SATA Azores Airlines will eliminate the loss-making routes mostly flown on ACMI flights (aircraft rental with crew, maintenance, and insurance included); Diário dos Açores has learned from sources familiar with the matter.
These routes have contributed the most to the company’s worsening results.
The decision comes as part of the operating plan for IATA Summer 2025, which is practically closed, where the main focus is on “consolidating and enhancing the Azores hub,” according to the same sources.
As such, the airline will concentrate its resources on direct operations to the Azores and on flights connecting North America and Europe via the Azores.
According to Diário dos Açores, the route the company will be withdrawing from its operation in London, the direct connections from Porto and Madeira to the USA and Canada, Ponta Delgada-Bermuda and Terceira-Oakland.

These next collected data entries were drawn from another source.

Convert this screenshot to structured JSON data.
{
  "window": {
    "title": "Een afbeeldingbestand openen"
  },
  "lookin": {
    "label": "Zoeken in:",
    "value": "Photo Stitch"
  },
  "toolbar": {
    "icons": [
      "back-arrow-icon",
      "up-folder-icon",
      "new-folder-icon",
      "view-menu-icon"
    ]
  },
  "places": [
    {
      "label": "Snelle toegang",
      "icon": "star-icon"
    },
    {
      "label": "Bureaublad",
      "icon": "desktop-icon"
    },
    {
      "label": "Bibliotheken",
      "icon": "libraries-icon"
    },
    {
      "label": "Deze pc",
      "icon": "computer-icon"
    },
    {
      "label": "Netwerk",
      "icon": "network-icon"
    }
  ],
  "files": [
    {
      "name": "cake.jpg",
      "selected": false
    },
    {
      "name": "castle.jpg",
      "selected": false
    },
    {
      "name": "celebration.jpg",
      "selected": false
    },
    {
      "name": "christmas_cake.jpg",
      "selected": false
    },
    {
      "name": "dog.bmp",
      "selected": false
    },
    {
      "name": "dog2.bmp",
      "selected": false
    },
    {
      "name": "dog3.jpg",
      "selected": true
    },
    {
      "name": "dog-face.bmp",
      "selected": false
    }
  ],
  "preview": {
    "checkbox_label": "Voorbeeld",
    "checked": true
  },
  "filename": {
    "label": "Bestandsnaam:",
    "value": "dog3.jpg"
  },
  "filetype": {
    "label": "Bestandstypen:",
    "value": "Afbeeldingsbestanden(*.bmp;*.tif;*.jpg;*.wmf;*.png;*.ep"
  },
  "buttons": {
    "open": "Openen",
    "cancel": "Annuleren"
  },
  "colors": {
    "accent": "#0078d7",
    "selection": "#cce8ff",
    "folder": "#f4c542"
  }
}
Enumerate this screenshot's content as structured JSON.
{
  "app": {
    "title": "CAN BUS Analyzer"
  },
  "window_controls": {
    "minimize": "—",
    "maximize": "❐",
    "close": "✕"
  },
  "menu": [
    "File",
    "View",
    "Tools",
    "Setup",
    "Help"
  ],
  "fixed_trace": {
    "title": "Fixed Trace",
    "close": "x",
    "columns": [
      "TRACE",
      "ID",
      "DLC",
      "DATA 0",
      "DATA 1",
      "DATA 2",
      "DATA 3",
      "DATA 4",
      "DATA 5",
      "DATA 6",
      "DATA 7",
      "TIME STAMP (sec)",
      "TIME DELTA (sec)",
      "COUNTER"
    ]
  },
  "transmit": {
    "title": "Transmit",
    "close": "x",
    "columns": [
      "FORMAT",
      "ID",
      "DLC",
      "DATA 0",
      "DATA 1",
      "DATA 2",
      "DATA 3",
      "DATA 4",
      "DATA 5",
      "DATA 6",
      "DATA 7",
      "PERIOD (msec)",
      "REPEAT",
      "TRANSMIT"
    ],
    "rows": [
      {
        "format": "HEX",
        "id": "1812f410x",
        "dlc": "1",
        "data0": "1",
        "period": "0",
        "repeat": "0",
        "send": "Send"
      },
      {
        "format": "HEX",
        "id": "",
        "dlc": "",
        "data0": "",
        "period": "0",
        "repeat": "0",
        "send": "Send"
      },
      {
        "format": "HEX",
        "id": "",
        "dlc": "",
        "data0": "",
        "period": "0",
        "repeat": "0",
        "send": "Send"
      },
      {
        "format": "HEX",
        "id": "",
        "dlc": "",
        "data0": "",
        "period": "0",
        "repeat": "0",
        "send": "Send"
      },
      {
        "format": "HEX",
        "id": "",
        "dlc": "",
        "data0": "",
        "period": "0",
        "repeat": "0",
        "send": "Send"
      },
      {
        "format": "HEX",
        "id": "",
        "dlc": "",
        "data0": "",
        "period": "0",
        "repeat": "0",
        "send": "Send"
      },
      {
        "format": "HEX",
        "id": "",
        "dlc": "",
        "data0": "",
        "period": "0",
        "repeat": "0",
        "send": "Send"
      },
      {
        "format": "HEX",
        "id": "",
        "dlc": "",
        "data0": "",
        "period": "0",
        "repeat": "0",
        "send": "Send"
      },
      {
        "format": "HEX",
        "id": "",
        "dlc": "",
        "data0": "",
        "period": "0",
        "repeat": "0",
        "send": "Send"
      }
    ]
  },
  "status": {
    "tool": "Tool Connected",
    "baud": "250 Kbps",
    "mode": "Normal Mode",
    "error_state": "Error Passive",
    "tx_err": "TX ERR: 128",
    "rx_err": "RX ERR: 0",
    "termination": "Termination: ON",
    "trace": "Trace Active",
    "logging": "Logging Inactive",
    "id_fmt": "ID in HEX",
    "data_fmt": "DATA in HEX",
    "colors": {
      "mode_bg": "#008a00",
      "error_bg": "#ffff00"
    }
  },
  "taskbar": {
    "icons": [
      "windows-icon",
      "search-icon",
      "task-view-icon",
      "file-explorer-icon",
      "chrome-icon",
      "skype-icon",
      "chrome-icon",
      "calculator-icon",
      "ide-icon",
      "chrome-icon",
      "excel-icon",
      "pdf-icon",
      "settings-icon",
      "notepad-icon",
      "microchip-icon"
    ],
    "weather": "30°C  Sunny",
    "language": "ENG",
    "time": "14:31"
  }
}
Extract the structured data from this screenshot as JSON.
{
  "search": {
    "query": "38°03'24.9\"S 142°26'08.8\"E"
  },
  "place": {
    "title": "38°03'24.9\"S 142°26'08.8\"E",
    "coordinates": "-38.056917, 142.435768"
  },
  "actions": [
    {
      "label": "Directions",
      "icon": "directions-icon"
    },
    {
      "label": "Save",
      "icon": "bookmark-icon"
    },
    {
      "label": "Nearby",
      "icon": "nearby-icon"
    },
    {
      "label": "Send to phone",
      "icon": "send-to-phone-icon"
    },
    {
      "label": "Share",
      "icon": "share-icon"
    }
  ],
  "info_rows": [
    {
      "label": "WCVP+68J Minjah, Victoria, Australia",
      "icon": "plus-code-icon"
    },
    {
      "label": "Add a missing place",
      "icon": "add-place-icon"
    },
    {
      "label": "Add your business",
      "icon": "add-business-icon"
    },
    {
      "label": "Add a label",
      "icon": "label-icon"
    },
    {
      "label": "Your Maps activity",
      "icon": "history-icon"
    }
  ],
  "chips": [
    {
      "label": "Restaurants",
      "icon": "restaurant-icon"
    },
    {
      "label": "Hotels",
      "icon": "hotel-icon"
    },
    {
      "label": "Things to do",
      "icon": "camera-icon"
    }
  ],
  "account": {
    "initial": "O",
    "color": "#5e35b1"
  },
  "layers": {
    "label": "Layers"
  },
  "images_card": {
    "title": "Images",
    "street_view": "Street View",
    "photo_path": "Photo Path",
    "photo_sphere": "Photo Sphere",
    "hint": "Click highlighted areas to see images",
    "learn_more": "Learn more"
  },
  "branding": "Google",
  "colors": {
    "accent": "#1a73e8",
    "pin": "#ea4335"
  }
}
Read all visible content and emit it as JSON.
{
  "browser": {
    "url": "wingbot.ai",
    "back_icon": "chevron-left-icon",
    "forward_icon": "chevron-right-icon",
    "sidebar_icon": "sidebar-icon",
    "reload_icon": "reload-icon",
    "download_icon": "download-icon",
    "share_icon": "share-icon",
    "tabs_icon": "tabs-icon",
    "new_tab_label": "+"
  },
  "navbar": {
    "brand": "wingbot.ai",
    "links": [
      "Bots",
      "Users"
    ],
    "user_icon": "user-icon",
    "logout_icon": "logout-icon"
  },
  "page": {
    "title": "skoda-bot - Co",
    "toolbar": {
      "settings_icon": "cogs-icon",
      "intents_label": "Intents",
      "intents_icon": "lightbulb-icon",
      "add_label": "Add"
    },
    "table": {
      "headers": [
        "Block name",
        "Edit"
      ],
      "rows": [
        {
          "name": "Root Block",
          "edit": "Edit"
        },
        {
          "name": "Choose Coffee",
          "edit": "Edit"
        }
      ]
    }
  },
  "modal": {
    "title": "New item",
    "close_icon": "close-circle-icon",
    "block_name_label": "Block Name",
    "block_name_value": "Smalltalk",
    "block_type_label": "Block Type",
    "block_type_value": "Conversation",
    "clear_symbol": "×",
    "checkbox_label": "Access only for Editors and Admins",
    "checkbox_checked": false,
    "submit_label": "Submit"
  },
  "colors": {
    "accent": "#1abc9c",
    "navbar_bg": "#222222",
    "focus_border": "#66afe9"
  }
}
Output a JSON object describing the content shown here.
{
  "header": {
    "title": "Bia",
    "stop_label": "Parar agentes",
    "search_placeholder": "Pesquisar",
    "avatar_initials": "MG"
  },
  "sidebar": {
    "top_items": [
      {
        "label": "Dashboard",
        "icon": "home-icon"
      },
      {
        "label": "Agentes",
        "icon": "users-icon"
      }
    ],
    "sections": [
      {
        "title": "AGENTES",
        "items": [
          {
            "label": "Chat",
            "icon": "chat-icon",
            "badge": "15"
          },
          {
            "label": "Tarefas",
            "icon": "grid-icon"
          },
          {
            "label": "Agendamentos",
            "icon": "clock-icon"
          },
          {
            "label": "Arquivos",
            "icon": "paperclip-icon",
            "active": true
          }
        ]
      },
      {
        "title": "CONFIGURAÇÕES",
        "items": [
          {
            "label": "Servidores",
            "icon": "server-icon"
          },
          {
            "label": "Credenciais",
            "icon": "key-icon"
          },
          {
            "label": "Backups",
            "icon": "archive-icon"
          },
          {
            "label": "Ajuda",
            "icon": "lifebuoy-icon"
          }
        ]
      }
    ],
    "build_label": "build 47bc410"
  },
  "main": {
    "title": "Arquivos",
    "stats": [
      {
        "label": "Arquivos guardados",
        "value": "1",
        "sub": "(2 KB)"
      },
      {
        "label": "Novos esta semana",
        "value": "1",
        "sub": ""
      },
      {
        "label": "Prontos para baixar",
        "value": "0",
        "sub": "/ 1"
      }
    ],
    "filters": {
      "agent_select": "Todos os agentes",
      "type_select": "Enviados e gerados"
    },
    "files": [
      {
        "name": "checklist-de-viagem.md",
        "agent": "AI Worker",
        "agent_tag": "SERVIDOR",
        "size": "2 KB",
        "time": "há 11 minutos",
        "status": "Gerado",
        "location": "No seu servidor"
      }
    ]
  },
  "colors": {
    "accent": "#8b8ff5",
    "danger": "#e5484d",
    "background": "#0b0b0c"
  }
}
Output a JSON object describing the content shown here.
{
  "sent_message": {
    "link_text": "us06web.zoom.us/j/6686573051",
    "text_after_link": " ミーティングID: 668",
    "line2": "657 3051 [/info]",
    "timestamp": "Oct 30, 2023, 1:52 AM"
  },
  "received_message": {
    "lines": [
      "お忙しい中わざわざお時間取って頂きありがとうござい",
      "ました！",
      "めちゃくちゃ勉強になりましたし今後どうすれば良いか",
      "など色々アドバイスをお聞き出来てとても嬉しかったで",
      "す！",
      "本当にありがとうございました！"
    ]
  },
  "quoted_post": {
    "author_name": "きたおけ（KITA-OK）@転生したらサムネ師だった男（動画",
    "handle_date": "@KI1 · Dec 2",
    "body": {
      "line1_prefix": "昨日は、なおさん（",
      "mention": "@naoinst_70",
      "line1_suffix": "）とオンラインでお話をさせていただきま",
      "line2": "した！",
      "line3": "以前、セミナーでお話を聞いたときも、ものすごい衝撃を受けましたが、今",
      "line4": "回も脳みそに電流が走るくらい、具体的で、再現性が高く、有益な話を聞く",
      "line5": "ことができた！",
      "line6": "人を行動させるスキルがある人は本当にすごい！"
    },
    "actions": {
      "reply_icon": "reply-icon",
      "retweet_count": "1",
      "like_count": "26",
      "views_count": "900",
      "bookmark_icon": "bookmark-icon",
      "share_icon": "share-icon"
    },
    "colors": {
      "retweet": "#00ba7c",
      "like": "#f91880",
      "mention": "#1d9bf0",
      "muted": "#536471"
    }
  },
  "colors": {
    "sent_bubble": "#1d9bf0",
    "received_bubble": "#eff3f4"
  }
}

This is a bold move by SATA’s current management, as it may not please some, but it follows the plan implemented by Rui Coutinho and his team to give the company more balance and to restructure it.
The London operation, for example, has always generated negative results and very low occupancy rates, regardless of the investment made in marketing and advertising to promote the route.
In the case of the Terceira-Oakland route, SATA Azores Airlines will have the same offer in code-share with TAP on the direct flight recently announced by TAP between Terceira and San Francisco.
The other routes proved unprofitable due to the large aircraft used in those operations, degrading the average fare and the occupancy rate of the routes.
With this decision, SATA Azores Airlines will give up two of the three aircraft operating under ACMI, thus reversing decisions that Rui Coutinho had already considered less rewarding for the company.
In fact, just a few days ago, the president of SATA considered that there had been “a lot of mismanagement” at the airline for “many years,” and he doesn’t want any more planes like the “Whale” aircraft.

For Rui Coutinho, “too many mistakes were made by various people in charge, the effects of which influence the current performance” and “will continue to condition all decisions and the group’s daily and strategic management”.
The President of SATA says he wants to “save SATA,” admitting that “the path will be difficult, at times tortuous”, because “all the companies in the group have been technically bankrupt for many years” – and the group, he added, “has an extremely delicate economic and treasury situation, with immediate and long-term difficulties.”
Rui Coutinho said that the Azorean public company “has a very heavy structure,” according to its organization chart, with “directors for a lot of things,” and proposed to “see which routes are loss-making and eliminate them, in order to reduce costs,” which will now happen with the new plan to be implemented in 2025.